Driving carts on very dry turf can actually be very damaging as well. Extremely dry grass isn’t growing normally, so it cannot tolerate traffic from golf carts or maintenance vehicles. Grass can wear away quickly during extremely dry weather and you may even see “burned” tire marks where a cart has driven through an area of extremely drought-stressed grass. Sometimes this damage recovers quickly once moisture returns, but other times significant repairs are needed.

When temperatures are cold and grass is growing slowly, if at all, golf carts can quickly wear the grass down. In places where golf is played during cold weather, it’s not uncommon for path restrictions to last for extended periods of time each year. Similarly, in very hot weather, some grasses also stop growing, making them vulnerable to damage. Restrictions due to extreme heat tend to last for a relatively short period of time until slightly cooler weather arrives.

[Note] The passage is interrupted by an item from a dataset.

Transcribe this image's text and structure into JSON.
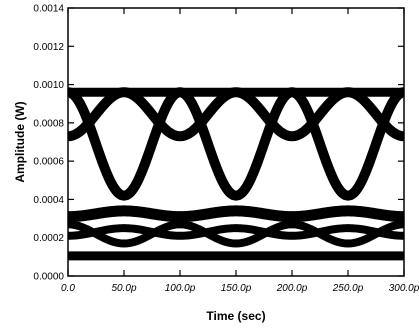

Cart restrictions may also be necessary if courses are overseeding, regrassing or trying to repair large areas of damage. Newly planted seed or sod needs to be firmly rooted before it’s ready for any kind of traffic. Walkers will typically be allowed first on newly established grass, with carts to follow sometime later. How long these restrictions last will depend on the circumstances, but know that the grass will look ready for carts before it actually is.

As golfers, we should be prepared for cart restrictions sometimes, especially during or after extreme weather. While these temporary restrictions may be frustrating, they are necessary to protect the golf course. A little short-term inconvenience offers a great excuse to get some exercise walking and your patience will help to keep the course in good shape for all to enjoy!